Yves Moreau acredita que os avanços científicos nunca devem ser desenvolvidos às custas dos oprimidos.
Professor e bioinformático da Universidade Católica de Leuven, na Bélgica, Moreau exorta outros cientistas a não publicar estudos baseados em DNA obtido sem consentimento de uigures em Xinjiang, onde a República Popular da China (RPC) oprime uigures e membros de outros grupos étnicos predominantemente muçulmanos.
A RPC deteve mais de 1 milhão de uigures e outras minorias étnicas em campos de internamento e transformou Xinjiang em um Estado de vigilância. Autoridades da Região Autônoma Uigur de Xinjiang também coletam amostras de DNA, impressões digitais, escaneamento ocular e tipos sanguíneos de membros de grupos minoritários como parte de um programa de saúde pública, de acordo com um relatório de 2017 do Observatório dos Direitos Humanos (ODH)*.
O ODH afirma que não está claro se os participantes do programa são informados da intenção das autoridades de coletar, armazenar ou usar dados de DNA confidenciais, mas argumenta que escolher de verdade não parece fazer parte do programa.
Esses dados biológicos fazem parte da vigilância em massa realizada pela RPC em Xinjiang, através de um sistema que inclui câmeras equipadas com tecnologia de reconhecimento facial que transformou a região em uma prisão a céu aberto. Moreau diz que os dados também apoiam pesquisas, muitas vezes conduzidas em parceria com autoridades locais de segurança pública. Ele pede aos jornais ocidentais que retirem quaisquer estudos publicados baseados em dados obtidos com o uso de uigures.
“Não deveríamos estar fazendo esse tipo de pesquisa”, disse Moreau à Rádio Ásia Livre (RFA, na sigla em inglês) em uma entrevista em 10 de agosto*.

No relatório de 2017**, o ODH disse que tirar sangue sem consentimento “pode violar a privacidade, a dignidade e o direito à integridade física de um indivíduo”, enquanto promove a vigilância da RPC.
Duas revistas científicas proeminentes recentemente retiraram dois estudos que se basearam em dados de uigures, citando preocupações sobre “procedimentos éticos e de consentimento*”, relatou o New York Times em 9 de setembro. Os estudos listaram o cientista forense chefe do Ministério de Segurança Pública da China como coautor.

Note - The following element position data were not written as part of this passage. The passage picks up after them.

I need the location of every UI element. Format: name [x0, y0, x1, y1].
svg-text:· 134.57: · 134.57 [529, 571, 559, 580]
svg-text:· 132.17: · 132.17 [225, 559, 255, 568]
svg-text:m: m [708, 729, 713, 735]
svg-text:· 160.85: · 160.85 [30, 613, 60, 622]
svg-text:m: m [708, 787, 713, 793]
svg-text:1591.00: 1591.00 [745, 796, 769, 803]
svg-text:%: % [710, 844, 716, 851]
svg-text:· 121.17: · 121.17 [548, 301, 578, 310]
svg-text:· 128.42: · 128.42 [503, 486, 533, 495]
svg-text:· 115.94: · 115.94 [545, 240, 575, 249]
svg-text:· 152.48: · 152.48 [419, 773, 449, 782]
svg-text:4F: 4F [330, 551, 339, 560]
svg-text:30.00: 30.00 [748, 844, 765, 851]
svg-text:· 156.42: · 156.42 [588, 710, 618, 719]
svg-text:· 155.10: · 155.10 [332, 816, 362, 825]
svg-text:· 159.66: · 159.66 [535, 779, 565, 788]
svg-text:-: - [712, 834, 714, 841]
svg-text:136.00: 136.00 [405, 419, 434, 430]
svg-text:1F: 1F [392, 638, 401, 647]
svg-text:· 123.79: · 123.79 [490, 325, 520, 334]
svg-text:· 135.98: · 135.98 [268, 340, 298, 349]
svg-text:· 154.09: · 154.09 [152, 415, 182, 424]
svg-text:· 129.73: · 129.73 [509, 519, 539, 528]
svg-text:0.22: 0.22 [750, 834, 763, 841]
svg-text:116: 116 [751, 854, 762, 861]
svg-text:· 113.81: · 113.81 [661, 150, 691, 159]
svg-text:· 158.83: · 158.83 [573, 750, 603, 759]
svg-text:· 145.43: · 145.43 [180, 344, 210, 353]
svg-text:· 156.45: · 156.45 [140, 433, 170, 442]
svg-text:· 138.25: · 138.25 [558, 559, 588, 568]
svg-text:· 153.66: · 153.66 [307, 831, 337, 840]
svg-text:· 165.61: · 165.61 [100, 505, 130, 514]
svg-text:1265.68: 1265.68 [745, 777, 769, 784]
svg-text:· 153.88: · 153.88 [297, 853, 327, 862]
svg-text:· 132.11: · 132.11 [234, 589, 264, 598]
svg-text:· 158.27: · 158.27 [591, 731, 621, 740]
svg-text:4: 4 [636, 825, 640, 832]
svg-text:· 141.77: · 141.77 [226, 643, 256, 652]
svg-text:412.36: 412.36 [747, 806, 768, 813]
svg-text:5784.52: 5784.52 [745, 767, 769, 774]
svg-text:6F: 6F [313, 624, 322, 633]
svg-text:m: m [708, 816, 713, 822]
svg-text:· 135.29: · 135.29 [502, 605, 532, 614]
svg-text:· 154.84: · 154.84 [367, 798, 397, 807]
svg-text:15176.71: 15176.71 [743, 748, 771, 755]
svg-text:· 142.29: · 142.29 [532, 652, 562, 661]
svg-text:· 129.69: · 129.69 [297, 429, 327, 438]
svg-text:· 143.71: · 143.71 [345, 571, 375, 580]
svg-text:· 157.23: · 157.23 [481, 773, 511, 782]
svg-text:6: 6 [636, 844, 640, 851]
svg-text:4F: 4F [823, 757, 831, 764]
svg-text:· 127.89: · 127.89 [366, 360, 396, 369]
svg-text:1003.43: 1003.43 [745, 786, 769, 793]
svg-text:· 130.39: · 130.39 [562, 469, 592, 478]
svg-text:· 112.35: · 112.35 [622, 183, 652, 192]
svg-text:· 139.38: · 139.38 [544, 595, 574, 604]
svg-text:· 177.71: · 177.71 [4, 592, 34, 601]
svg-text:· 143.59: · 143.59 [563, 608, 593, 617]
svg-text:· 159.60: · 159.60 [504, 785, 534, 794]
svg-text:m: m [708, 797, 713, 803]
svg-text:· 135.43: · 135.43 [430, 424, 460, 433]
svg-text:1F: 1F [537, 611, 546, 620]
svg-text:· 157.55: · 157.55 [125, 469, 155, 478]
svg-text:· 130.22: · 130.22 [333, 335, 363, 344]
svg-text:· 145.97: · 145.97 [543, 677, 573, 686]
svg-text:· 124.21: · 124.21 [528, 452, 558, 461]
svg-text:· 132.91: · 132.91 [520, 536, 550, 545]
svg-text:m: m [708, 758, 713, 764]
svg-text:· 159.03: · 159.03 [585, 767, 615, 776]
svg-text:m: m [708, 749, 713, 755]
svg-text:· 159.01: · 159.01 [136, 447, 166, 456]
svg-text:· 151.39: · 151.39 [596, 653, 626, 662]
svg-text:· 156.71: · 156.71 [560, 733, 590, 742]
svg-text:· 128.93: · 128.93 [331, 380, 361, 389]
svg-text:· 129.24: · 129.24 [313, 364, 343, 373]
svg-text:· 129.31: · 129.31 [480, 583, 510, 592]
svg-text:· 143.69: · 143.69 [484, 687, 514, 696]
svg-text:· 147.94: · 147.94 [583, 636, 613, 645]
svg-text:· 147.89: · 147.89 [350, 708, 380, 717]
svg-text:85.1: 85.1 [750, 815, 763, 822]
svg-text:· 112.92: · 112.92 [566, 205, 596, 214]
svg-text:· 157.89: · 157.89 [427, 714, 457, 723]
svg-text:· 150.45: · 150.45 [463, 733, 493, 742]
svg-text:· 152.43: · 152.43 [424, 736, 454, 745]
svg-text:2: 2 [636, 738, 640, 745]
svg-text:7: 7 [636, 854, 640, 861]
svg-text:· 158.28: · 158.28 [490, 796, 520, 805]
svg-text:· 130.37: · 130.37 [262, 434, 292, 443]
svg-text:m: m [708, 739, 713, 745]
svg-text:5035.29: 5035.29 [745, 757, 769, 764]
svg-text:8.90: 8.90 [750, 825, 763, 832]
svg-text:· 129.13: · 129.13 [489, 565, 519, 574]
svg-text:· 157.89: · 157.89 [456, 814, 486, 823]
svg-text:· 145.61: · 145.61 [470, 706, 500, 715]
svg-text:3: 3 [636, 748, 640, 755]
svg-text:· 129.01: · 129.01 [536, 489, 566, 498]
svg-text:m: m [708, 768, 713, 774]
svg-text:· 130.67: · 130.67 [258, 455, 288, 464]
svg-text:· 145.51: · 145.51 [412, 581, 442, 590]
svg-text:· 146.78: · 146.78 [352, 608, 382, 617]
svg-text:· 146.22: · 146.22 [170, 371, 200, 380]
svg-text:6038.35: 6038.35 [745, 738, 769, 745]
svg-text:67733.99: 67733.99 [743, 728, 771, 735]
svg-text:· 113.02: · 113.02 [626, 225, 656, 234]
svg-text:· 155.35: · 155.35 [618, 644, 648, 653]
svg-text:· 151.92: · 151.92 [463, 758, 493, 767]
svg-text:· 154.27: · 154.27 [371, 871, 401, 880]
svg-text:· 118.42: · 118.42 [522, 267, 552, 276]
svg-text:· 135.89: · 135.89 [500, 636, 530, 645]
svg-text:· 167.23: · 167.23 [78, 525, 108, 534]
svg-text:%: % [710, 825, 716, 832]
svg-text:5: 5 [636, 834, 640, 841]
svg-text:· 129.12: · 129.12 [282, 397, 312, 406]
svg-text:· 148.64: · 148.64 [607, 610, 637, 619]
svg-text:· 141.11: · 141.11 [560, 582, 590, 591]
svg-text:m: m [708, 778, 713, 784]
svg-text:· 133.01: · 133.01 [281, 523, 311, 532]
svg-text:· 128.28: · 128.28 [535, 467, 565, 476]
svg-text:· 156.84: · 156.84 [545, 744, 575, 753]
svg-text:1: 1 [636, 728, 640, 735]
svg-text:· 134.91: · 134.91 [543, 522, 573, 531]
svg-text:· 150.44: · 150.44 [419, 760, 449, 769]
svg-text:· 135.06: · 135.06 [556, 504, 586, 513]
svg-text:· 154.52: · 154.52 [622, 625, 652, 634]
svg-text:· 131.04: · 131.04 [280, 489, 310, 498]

O Departamento de Estado dos EUA chamou a repressão por parte da RPC aos uigures em Xinjiang de genocídio e o Parlamento belga aprovou uma resolução afirmando que existe um sério risco de genocídio. E os Estados Unidos, juntamente com o Canadá, o Reino Unido e a União Europeia, aplicaram sanções a autoridades do alto escalão da RPC em Xinjiang por violações aos direitos humanos e pediram o fim do abuso de minorias étnicas e religiosas por parte da RPC.
Os Estados Unidos e a UE também estão adotando medidas a fim de garantir que as tecnologias futuras reforcem os valores democráticos compartilhados. O Conselho de Comércio e Tecnologia dos EUA e da UE, que realizou sua reunião ministerial inaugural em Pittsburgh em 29 de setembro, visa garantir que a inteligência artificial e outras tecnologias emergentes ajudem a enfrentar os desafios modernos, desde a pandemia da Covid-19 até a crise climática, sem permitir abusos autoritários.
Moreau argumenta que os estudos científicos baseados em dados retirados dos uigures e conduzidos em conjunto com funcionários de segurança da RPC violam os princípios de pesquisas éticas codificados após a Segunda Guerra Mundial. O Código de Nuremberg de 1947 — batizado com o nome do julgamento de médicos nazistas que realizaram experimentos em humanos — exige o consentimento voluntário de todos os seres humanos e que os experimentos beneficiem a sociedade.
Em uma revisão de mais de 500 estudos publicados de 2011 a 2018 e com base em dados de pessoas na China, Moreau descobriu que os uigures eram muito mais propensos a serem sujeitos de estudos do que os chineses da etnia han, e que a segurança da RPC ou autoridades judiciais eram coautores de cerca de metade dos estudos.
A ideia do consentimento voluntário “não faz sentido quando falamos sobre este tipo de estudo sobre os grupos mais vulneráveis”, disse Moreau à RFA, criticando pesquisas envolvendo funcionários de segurança do Estado da RPC. “Essa pesquisa é fundamental para realmente construir essa infraestrutura de banco de dados de DNA” a fim de apoiar a vigilância da RPC.